Wir Todgeweihten atmen auf

Das ist das tiefe Geheimnis von Ostern, das wir heute feiern. Es ist das Geheimnis vom Tod, den der Sieg des Lebens verschlungen hat. Und wenn es uns erst einmal erfasst, sehen wir die Welt mit neuen Augen. An toten Zweigen erspähen wir die neuen Knospen. Etwas Neues, Ungeahntes liegt in der Luft. An allen Ecken und Enden ist ein ungekanntes Schaffen und Weben. Die Bangigkeit verfliegt, die Qual gerät in Vergessenheit, und unser armes Herz, es atmet auf. Oder um es noch einmal mit Ludwig Uhland zu sagen:

»Die Welt wird schöner mit jedem Tag,
Man weiß nicht, was noch werden mag,
Das Blühen will nicht enden.
Es blüht das fernste, tiefste Tal:
Nun, armes Herz, vergiss der Qual!
Nun muss sich alles, alles wenden.«

Fürbitten
Herr über Leben und Tod. Als es noch finster war, kam Maria Magdalena zum Grab, um Jesus aufzusuchen. Doch sie fand den Toten lebendig. In den Finsternissen unserer Zeit bitten wir um das Licht des Lebens:

- Für die Abertausende von Menschen, die im Krieg und auf der Flucht ums Leben kommen.
(Schenke ihnen dein Leben.)
- Für die ungezählten Menschen, deren Leben durch Machtmissbrauch zerstört wird: die politisch und religiös Verfolgten, die Unterdrückten und Ausgegrenzten.
- Für die große Zahl von Menschen, die von Krankheit gequält und nicht selten um ihr Leben gebracht werden.
- Für unsere Verstorbenen und alle Toten, derer niemand mehr gedenkt.
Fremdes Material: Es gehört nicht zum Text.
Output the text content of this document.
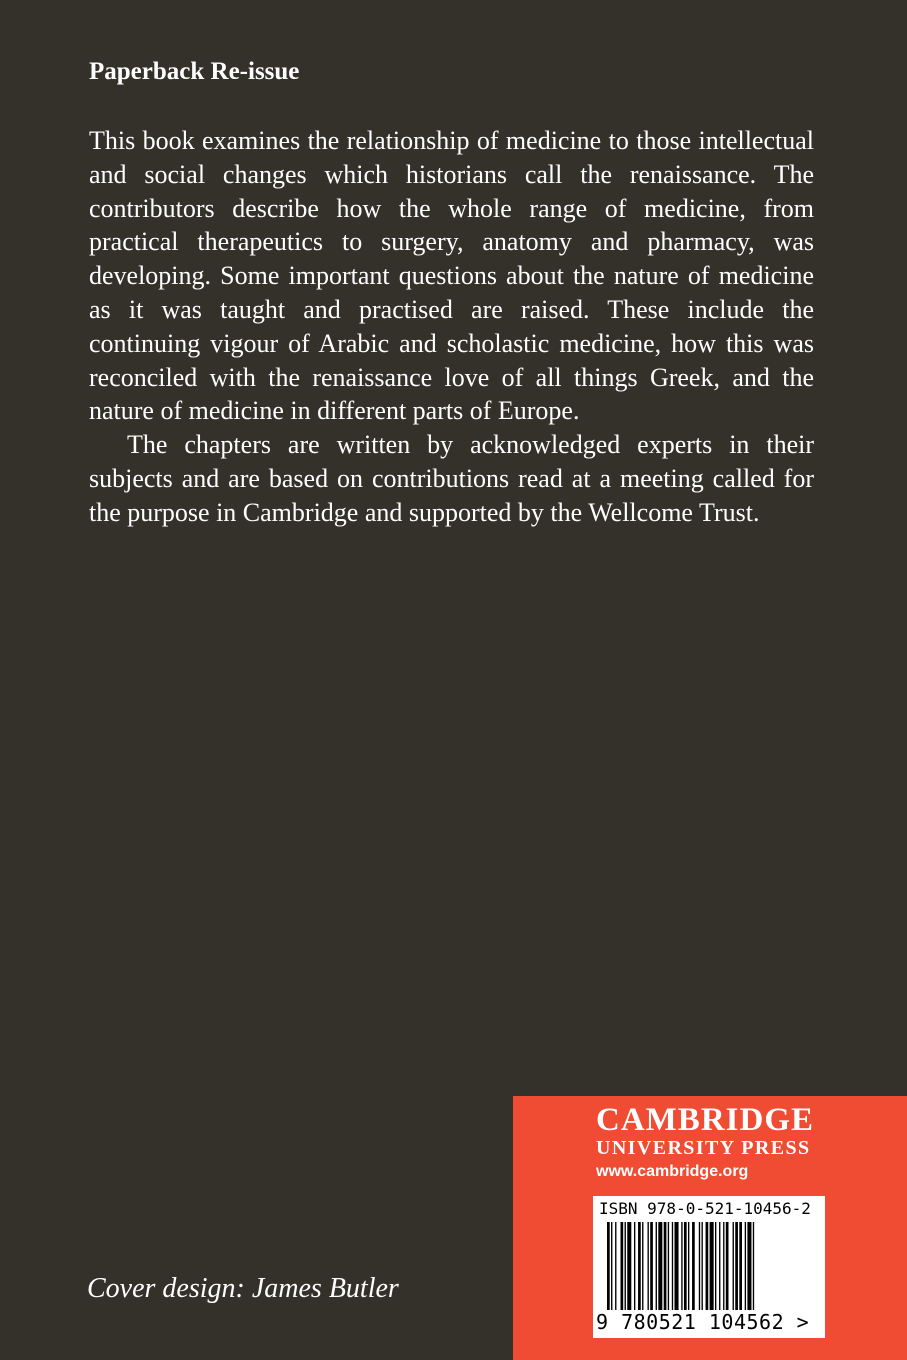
Paperback Re-issue

This book examines the relationship of medicine to those intellectual and social changes which historians call the renaissance. The contributors describe how the whole range of medicine, from practical therapeutics to surgery, anatomy and pharmacy, was developing. Some important questions about the nature of medicine as it was taught and practised are raised. These include the continuing vigour of Arabic and scholastic medicine, how this was reconciled with the renaissance love of all things Greek, and the nature of medicine in different parts of Europe.

The chapters are written by acknowledged experts in their subjects and are based on contributions read at a meeting called for the purpose in Cambridge and supported by the Wellcome Trust.

Cover design: James Butler
CAMBRIDGE
UNIVERSITY PRESS
www.cambridge.org
ISBN 978-0-521-10456-2
9 780521 104562 >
Gott, unser Vater, du hast uns dieses Leben geschenkt, damit wir uns entfalten und zusammen mit dir und unseren Mitmenschen das Glück finden. Wir danken dir für die Gabe des Lebens und bitten dich: Erneuere sie uns an jedem Tag und vollende sie einst in deiner Herrlichkeit. Amen.